Home Global Health News WHO calls for accelerated action to reduce anaemia

WHO (12 May 2023)

Overview

WHO launches its first-ever comprehensive framework on reducing anaemia, calling on countries to accelerate action to halve anaemia prevalence in women of reproductive age by 2025. Progress on reducing anaemia has been slow and the world is not on track to reach the global target. Anaemia is a serious global public health problem, affecting 571 million women and 269 million young children worldwide.

In 2019, anaemia affected 40% of children between 6 months and 5 years of age, 37% of pregnant women and 30% of women 15–49 years of age. It is most prevalent in low- and middle-income countries. Anaemia increases the risk of infections and death, impairs cognitive performance, and causes extreme fatigue, poor pregnancy outcomes, loss of earnings, and poor growth and development. It is a strong indicator of overall health.

 “Most work on addressing anaemia has been focused on the prevention and treatment of iron deficiency,” says Francesco Branca, the Director of WHO’s Department of Nutrition and Food Safety. “However, anaemia is a complex condition with multiple causes – including other nutritional deficiencies, infections, inflammation, gynaecological and obstetric conditions, and inherited red blood cell disorders.” All must be addressed to effectively prevent and treat anaemia.

The new framework sets forth ways to address the direct causes, risk factors and broad social inequities that are fundamental drivers for anaemia. It describes the necessarily comprehensive approach that brings together multiple sectors and actors, and lays out key action areas to improve the coverage and uptake of interventions

Acknowledging that health remains the predominant sector for delivering many of the recommended interventions, the framework also proposes actions that other societal stakeholders can take. These include governments, civil society, academia, researchers, funding agencies, international organizations and media. Each has its particular role to perform in reducing anaemia and keeping people healthy.

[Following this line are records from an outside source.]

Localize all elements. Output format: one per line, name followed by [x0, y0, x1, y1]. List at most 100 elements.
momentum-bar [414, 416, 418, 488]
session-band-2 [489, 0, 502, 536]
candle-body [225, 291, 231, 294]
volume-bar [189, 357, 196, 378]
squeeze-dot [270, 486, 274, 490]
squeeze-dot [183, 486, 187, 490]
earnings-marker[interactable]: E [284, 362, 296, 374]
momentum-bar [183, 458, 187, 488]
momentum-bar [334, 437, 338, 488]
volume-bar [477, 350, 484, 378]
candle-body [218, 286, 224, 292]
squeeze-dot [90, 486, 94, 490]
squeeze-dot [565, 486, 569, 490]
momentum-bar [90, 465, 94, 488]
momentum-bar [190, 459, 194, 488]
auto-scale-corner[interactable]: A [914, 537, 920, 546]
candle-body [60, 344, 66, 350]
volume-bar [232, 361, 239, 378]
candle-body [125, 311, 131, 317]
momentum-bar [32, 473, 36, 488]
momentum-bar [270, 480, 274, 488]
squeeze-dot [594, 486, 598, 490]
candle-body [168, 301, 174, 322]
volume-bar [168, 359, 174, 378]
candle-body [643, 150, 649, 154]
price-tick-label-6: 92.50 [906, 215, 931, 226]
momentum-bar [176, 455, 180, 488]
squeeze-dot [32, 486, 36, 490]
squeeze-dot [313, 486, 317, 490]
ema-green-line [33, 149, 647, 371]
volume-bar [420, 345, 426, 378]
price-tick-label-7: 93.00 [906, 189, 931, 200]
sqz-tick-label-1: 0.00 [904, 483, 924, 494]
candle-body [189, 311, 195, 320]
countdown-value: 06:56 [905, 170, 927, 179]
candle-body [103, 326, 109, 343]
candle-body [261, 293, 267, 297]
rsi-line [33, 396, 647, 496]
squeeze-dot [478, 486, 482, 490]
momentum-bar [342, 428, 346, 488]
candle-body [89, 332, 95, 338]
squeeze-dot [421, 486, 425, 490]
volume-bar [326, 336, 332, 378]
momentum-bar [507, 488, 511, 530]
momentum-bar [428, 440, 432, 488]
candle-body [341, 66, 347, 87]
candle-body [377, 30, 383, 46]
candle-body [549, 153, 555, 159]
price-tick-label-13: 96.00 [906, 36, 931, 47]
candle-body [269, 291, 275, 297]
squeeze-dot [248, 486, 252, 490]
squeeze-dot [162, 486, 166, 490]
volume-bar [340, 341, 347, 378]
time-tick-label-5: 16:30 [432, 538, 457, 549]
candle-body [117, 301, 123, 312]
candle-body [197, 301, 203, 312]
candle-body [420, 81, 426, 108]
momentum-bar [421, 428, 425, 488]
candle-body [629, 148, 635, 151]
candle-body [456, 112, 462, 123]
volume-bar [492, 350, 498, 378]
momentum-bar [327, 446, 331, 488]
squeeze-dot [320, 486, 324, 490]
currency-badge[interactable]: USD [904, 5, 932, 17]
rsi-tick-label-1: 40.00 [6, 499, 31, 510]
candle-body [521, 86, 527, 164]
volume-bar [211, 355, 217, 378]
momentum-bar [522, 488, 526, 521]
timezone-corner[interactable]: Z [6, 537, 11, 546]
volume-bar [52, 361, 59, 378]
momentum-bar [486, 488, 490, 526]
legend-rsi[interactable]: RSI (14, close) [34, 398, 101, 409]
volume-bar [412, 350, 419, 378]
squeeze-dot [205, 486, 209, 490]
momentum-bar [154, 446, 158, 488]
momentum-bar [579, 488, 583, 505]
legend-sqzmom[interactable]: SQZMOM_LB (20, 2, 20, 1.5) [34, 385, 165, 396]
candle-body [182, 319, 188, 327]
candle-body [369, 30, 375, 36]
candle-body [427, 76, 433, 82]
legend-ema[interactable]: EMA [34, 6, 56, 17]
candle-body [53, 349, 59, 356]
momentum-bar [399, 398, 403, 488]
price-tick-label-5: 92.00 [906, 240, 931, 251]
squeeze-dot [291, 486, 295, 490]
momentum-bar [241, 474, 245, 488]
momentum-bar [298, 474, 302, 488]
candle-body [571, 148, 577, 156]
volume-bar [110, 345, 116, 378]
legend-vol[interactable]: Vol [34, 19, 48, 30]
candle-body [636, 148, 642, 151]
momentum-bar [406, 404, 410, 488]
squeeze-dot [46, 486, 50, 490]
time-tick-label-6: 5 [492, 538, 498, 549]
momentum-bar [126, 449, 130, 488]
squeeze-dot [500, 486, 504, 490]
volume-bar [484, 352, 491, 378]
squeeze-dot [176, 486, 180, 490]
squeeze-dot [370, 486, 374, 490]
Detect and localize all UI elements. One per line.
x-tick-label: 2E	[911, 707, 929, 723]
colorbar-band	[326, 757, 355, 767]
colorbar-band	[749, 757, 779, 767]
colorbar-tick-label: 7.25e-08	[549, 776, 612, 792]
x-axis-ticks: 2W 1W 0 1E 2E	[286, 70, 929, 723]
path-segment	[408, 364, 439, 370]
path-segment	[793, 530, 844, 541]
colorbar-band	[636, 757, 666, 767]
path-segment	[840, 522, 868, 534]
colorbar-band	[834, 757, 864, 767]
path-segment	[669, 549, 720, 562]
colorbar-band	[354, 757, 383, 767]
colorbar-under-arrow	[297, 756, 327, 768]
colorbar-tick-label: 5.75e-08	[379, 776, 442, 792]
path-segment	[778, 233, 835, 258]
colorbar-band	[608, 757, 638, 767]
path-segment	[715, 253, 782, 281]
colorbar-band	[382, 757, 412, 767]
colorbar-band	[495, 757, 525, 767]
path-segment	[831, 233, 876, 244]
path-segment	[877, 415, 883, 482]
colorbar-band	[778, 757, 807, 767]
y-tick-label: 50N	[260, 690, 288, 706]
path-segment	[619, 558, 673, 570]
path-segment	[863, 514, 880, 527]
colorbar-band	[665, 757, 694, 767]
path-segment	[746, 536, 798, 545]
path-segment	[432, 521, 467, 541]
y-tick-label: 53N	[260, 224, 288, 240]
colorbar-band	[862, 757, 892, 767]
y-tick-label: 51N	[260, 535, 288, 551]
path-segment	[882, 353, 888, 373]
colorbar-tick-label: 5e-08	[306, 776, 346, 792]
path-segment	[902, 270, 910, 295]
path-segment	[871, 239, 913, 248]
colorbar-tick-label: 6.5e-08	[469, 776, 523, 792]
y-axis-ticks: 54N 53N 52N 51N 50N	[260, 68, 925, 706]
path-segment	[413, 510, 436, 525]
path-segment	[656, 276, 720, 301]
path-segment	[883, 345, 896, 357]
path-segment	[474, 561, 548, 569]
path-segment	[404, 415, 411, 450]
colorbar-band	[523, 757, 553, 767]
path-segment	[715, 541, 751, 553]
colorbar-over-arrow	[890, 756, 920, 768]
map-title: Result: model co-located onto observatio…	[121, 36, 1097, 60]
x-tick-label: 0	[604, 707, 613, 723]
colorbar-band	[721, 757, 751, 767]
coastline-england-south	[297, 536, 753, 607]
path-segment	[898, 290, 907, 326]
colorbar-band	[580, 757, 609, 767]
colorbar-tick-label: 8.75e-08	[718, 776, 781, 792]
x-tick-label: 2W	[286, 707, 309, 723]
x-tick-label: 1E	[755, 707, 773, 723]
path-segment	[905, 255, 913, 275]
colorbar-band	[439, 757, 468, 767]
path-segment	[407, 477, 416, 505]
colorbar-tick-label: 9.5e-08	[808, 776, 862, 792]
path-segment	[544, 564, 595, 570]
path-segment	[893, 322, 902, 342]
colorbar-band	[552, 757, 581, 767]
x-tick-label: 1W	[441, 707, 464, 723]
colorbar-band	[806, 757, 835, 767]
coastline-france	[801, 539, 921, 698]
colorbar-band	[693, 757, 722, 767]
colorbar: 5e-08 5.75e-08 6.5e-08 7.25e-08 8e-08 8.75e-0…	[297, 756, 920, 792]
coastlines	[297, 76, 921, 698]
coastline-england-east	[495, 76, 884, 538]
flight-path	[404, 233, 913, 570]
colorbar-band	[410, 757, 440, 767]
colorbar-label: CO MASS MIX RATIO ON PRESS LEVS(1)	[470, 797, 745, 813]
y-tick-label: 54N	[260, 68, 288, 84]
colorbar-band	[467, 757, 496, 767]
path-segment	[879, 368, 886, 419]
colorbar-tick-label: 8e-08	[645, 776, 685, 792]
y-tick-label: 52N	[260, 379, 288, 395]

The framework is launched during the International Maternal Newborn Health Conference.

Objective

This framework proposes strategic, effective and implementable actions which, by leading to the reduction of anaemia, will improve health and accelerate progress toward national and global targets.

Action areas

  • Action area 1. Analyse data on causes and risk factors
  • Action area 2. Prioritize key preventive and therapeutic interventions
  • Action area 3. Optimize service delivery across platforms and sectors
  • Action area 4. Strengthen leadership, communication and coordination, and governance at all levels
  • Action area 5. Expand research, learning and innovation

Key message

  1. Anaemia is a complex condition that must be addressed comprehensively, demanding strong leadership and collective action among multiple sectors.
  2. There are multiple causes of anaemia, including micronutrient deficiencies, inflammation, infection, uterine bleeding, and inherited red blood cell disorders.
  3. Anaemia has primarily been addressed through the nutrition lens, which is critical but not sufficient alone; rather, all causes must be addressed to effectively prevent and treat anaemia.
  4. Effective coverage of a package of interventions to address anaemia at key moments in the life course is foundational for improving health and well-being, and for preventing the irreversible consequences of anaemia.
  5. Anaemia remains a major public health problem, mainly affecting infants and children, menstruating adolescent girls and women, and pregnant and postpartum women.
  6. The burden of anaemia is unevenly distributed among countries, regions, and population groups, highlighting the role of underlying risk factors, such as poverty, gender, social and environmental inequities.